Right now, 2.2 billion people around the world live with a vision impairment, and one billion of these cases could have been prevented or have yet to be addressed.
Most Common Causes:
- Amblyopia (a.k.a. Lazy Eye)typically occurs to infants and young children, causing the visual system to fail. Loss of eyesight and functionality occurs in just one eye and affects up to 3 out of 100 children
- Cataracts cause the clouding of the lens in part or all of the eye, which results in a gradual loss of vision. The first signs of a cataract forming include cloudy vision and noticeable fuzzy spots. They often develop slowly and can impact one or both eyes. Initially, problems with night driving can be ameliorated with anti-reflective coating on eyeglass lenses. For healthy eyes, cataracts can be surgically removed and vision restored to good health.
- Diabetic Retinopathy: A complication that affects the eyes of people with diabetes. This condition can develop in either type 1 or type 2 diabetes due to damaged blood vessels within the retina. Diabetic retinopathy may cause no early signs or a mild vision impairment. This health disease can cause severe or profound visual impairment and may require surgery in advanced cases.
- Glaucoma: An eye condition caused by increased internal pressure due to problems with the flow or drainage of fluids. This causes damage to the optic nerve. There are no early symptoms that indicate the onset of glaucoma aside from defects in peripheral vision and difficulty with night vision. Identifying glaucoma early on allows for treatment by drugs or surgery to minimize loss of vision. If left untreated, it leads to profound to near-total vision loss.
- Macular Degeneration, also known as age-related macular degeneration (AMD or ARMD): A disorder causing blurred or no vision in the middle of the eye. There are no early symptoms of macular degeneration except for a noticeable blind spot that forms. We still do not know the cause of this disease; however, age is the primary contributing factor. For some, cigarette smoking and nutrition can also contribute to the development of macular degeneration. In children, a hereditary form of the disease exists, known as Stargardt macular dystrophy, which can lead to a severe loss of sight.
Signs & Symptoms of Low Vision
There are noticeable signs that indicate the development of vision impairment or eye disease. If you or someone you know is experiencing difficulties, even when wearing regular eyeglasses, here are a few questions to consider:
- Do the lights appear dimmer causing you to strain and stress your eyes?
- Are you having difficulties reading street signs or the names of stores?
- Do you struggle to recognize the faces of your friends and relatives?
- Are you performing regular tasks up close, such as reading, knitting, home repairs, or cooking?

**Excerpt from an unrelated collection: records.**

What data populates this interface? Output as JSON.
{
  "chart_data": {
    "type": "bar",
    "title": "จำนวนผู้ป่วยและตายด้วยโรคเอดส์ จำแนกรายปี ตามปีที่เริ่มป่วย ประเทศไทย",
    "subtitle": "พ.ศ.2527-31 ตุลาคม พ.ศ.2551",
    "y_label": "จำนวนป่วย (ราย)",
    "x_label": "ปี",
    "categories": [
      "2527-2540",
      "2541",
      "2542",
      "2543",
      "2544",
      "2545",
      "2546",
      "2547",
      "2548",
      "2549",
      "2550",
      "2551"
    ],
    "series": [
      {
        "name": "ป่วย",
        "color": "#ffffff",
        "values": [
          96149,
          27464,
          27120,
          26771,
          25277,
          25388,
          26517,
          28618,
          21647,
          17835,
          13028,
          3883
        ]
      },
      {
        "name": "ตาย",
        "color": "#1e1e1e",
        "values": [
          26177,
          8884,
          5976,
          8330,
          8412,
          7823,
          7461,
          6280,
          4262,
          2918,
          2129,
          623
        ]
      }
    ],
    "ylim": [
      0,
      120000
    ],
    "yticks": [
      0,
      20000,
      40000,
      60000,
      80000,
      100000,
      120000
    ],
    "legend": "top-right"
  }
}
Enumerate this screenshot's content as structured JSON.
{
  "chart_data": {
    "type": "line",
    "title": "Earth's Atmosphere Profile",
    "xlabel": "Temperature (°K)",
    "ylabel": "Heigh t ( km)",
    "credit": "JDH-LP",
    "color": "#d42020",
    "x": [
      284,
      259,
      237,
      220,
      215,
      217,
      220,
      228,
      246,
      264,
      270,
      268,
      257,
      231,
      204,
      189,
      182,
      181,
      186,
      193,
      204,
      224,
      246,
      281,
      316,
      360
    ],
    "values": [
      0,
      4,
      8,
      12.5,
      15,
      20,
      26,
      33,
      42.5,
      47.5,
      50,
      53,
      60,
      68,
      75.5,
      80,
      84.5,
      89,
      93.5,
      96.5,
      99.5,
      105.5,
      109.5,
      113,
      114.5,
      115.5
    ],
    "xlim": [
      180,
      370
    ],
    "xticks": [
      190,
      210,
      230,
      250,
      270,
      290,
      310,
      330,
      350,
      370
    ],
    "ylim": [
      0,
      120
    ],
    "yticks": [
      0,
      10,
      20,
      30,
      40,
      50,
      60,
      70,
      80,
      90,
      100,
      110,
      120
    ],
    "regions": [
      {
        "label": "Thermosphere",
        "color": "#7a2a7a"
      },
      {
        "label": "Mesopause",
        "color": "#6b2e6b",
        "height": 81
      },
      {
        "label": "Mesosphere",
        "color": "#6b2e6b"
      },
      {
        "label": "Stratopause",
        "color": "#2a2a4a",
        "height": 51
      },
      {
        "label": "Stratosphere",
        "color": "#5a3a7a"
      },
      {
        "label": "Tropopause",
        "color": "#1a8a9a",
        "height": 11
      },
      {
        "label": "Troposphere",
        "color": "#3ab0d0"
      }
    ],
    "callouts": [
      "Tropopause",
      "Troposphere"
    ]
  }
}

A thorough eye examination is recommended to diagnose the causes of low vision, especially if the following symptoms are present:
- Blurred vision
- Poor judgment of depth
- Loss of central vision
- Double vision
- Confusion when performing visual tasks
- Balance problems
Managing & Treating Low Vision
For some eye health diseases, such as glaucoma, the symptoms and onset of visual impairment can be reduced with drugs or surgery. For others like cataracts, an eye care program which emphasizes a good diet is recommended. When treatment is not available, low vision is inevitable. Depending on the severity of the symptoms, various optical and non-optical devices can help improve visual performance. The following are a few popular low vision aids:
- Specialty eyeglasses, eyeglass lenses, and prescription lenses coatings
- Telescopic systems
- Tablets and other electronic devices using large print or bright lighting
- Hand magnifiers
- CCTV reading machines
- Optical print scanners
- Computers equipped with voice command
Having access to the appropriate visual aids can both improve sight and the overall quality of living. Talk to an eye care specialist to learn where to purchase visual aids as well as to create a successful treatment plan for reducing the effects of a visual impairment.